You can apply for the incentive if you:
- Canadian citizens, permanent residents, and non-permanent residents who are legally authorized to work in Canada
Don’t make more than $120,000 per year
- Total qualifying income must be $120,000 per year or less
- This is subject to qualifying income requirements set out by lenders and mortgage loan insurers
Are buying your first home
- You have never purchased a home before
- You are experiencing the breakdown of a marriage or common-law partnership (even if you don’t meet the other first-time home buyer requirements)
- In the last 4 years, you did not occupy a home that you or your current spouse or common-law partner owned
What kind of home can I buy?
Eligible residential properties include:
- New construction
- Re-sale home
- New and re-sale mobile/manufactured homes
- Residential properties can include 1 to 4 units
Types of residential properties include:
- Single family homes
- Semi-detached homes
- Condominium units
The property has to be located in Canada and must be suitable to live in all year.
You can’t rent out the property. To qualify for the incentive your intent has to be to live there.
How much will this reduce my payments?
If you buy a re-sale home, 5%
If you buy a new home, 5% or 10%
How expensive a home can I buy?
The First-Time Home Buyer Incentive is only available for homes up to about $530,000.

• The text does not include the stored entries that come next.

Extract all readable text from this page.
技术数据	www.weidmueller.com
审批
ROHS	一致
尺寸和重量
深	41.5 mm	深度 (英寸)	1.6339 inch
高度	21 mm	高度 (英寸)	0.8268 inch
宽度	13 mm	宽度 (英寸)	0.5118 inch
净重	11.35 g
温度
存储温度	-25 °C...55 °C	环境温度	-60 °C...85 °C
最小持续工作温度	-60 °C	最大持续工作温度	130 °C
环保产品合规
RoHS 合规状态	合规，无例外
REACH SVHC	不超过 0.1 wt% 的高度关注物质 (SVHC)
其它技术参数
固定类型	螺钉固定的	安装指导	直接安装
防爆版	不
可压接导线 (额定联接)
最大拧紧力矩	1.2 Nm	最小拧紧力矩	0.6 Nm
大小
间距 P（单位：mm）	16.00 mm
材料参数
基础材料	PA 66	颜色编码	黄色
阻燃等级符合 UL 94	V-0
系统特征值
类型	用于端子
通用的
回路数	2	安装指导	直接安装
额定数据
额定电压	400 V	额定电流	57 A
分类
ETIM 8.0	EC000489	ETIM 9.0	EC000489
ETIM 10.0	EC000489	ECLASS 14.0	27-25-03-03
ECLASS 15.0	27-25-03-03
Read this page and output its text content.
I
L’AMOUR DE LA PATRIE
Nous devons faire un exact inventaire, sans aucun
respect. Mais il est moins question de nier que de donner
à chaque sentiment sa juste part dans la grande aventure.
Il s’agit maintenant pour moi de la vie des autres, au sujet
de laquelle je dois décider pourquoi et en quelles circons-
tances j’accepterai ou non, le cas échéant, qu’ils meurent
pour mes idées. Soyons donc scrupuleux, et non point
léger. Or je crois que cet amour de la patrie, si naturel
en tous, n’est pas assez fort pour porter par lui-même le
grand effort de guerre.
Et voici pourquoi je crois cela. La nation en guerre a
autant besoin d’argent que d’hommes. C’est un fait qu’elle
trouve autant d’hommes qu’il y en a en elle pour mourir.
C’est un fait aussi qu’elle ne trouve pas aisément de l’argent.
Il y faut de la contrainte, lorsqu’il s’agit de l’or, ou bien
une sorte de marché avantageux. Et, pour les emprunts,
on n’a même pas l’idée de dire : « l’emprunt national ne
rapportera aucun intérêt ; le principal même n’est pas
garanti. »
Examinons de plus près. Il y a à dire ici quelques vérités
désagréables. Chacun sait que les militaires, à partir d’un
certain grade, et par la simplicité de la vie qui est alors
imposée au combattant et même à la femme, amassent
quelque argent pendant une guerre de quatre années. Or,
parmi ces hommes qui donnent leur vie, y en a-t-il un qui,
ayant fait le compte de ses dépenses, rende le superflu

- The First-Time Home Buyer Incentive is only available for individuals with a qualifying income of $120,000
- Your total borrowing limit is capped at 4 times your qualifying income
Based on that equation, the government will only provide the incentive on homes up to $120,000 x 4 = $480,000.
If you happen to have a $50,000 down payment available, you could bump that number up to $530,000.

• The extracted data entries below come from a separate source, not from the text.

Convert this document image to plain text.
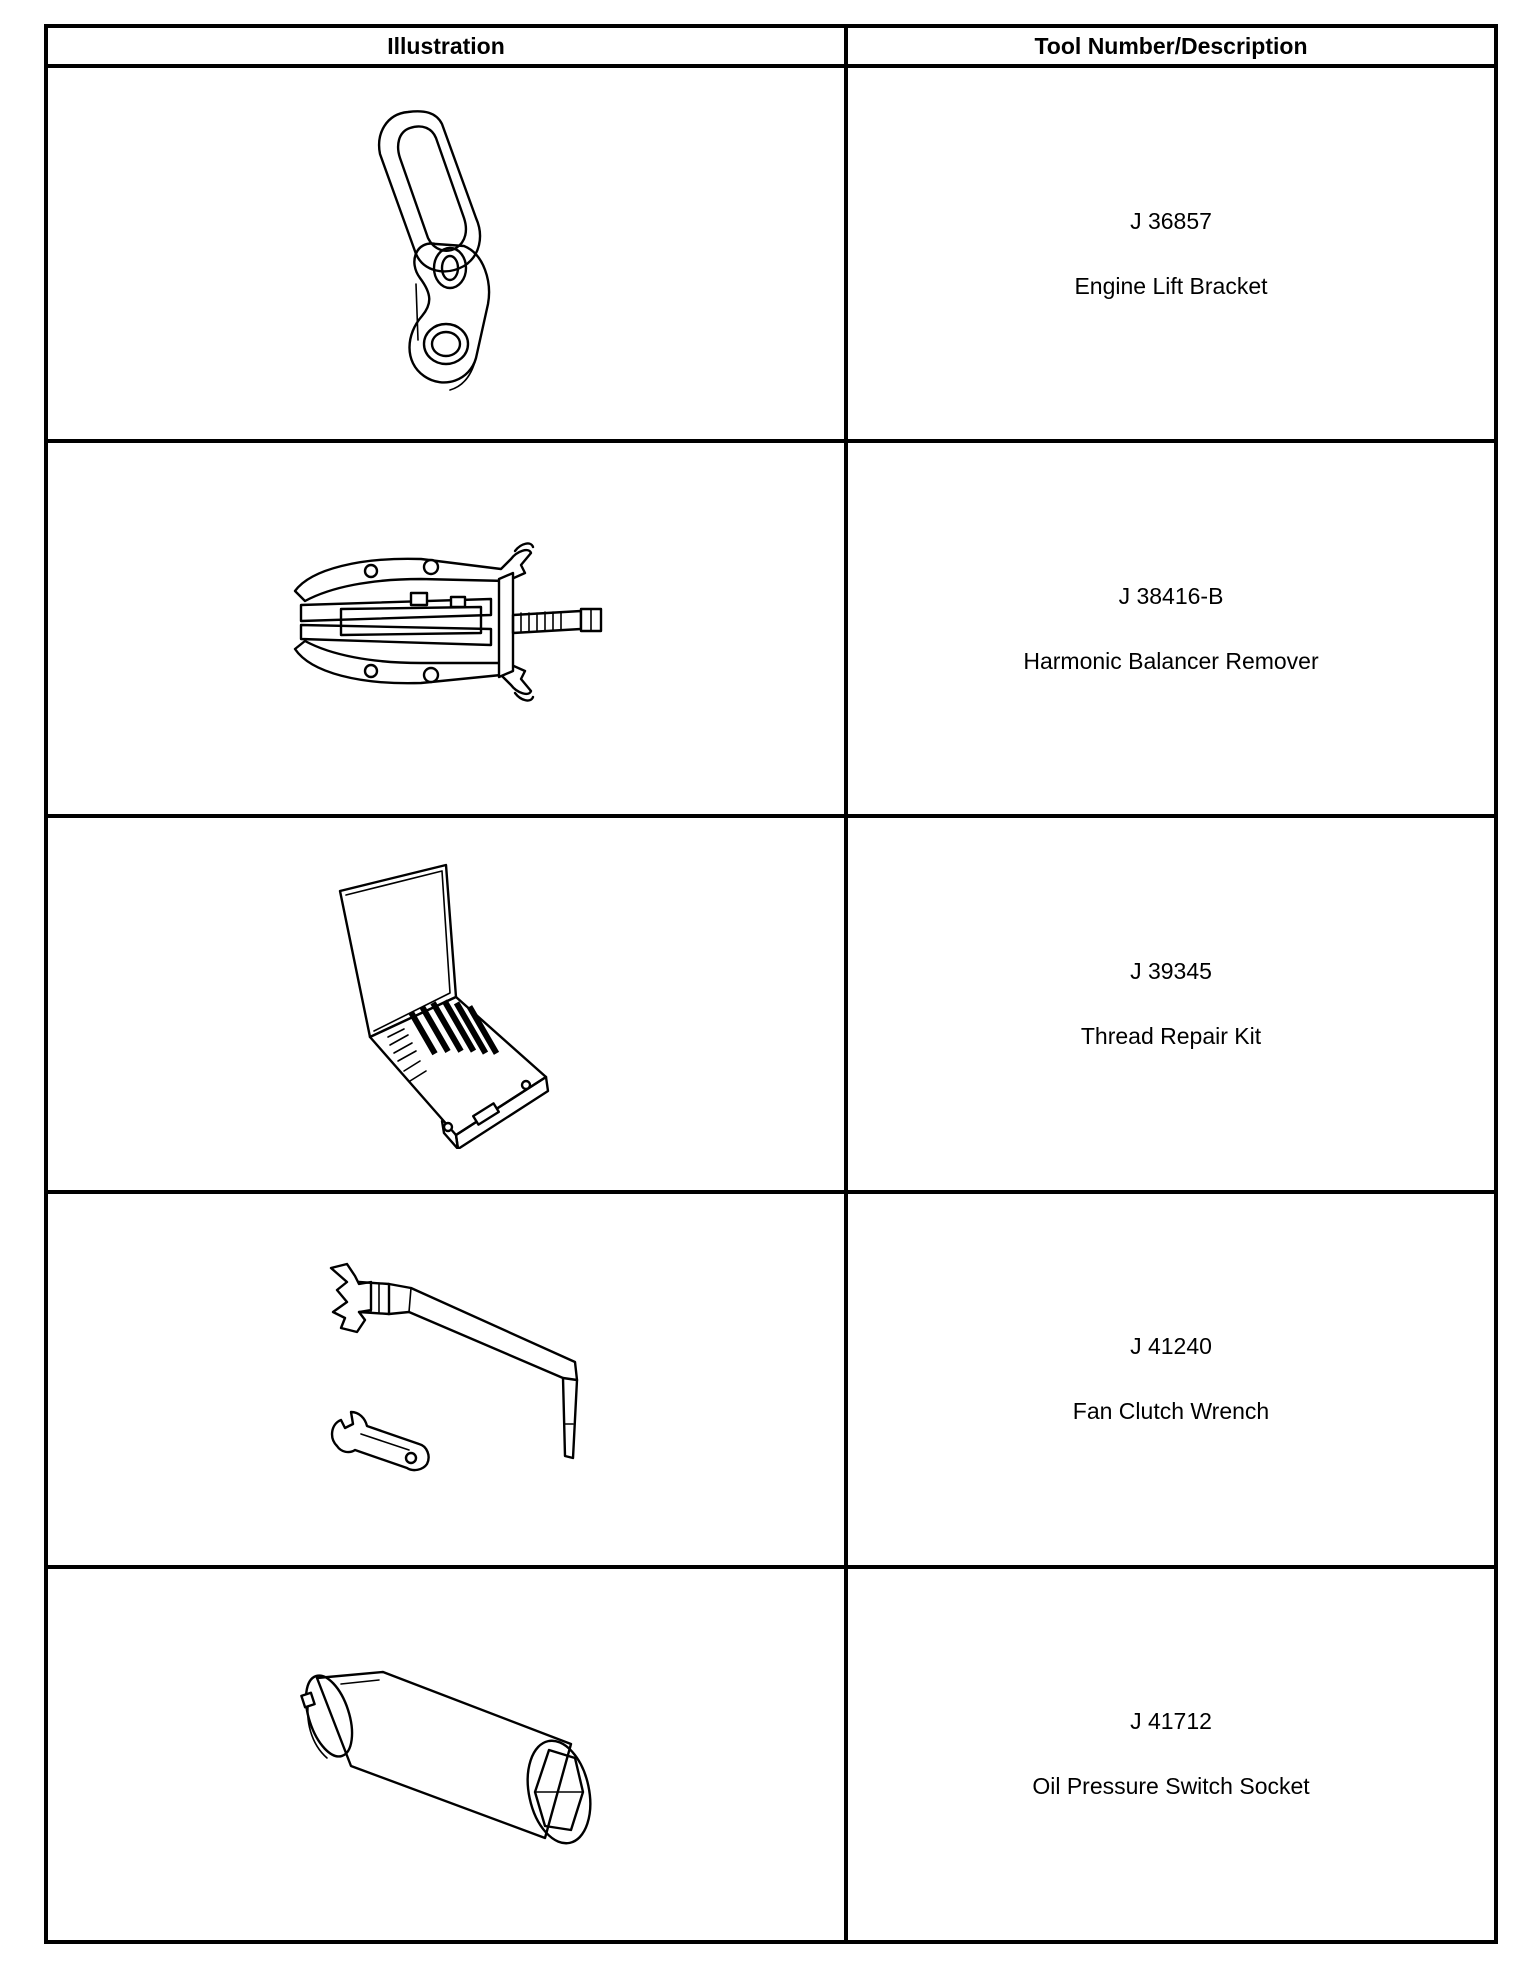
Illustration	Tool Number/Description

J 36857
Engine Lift Bracket

J 38416-B
Harmonic Balancer Remover

J 39345
Thread Repair Kit

J 41240
Fan Clutch Wrench

J 41712
Oil Pressure Switch Socket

How long do I have to pay it back?
While this incentive will lower your monthly payments, you will have to pay it back within 25 years or if the property is sold.
Keep in mind, though, that the incentive is in the form of a shared equity mortgage with the Government of Canada. So, while your payments may decrease by 10%, that’s only because the government owns a 10% share of your home.
If the value of your home increases over those 25 years you have to pay the incentive back, so to does the cash value of the government’s 10% stake in your house.
Two examples are provided at placetocallhome.ca:
- You receive a 5% incentive of the home’s purchase price of $200,000, or $10,000. If your home value increases to $300,000 your payback would be 5% of the current value or $15,000
- You receive a 10% incentive of the home’s purchase price of $200,000, or $20,000 and your home value decreases to $150,000, your repayment value will be 10% of the current value or $15,000
Anything else I should know?
The Government of Canada’s site, https://www.placetocallhome.ca/fthbi/first-time-homebuyer-incentive has all the details of the incentive, including calculators and self-assessment tools to help you determine your maximum purchase price and what you could receive as an incentive.
While this incentive is priced too low to help new home buyers in crowded markets like Toronto and Vancouver, where the average home price is nearly $1,000,000, it is ideal for markets like Edmonton.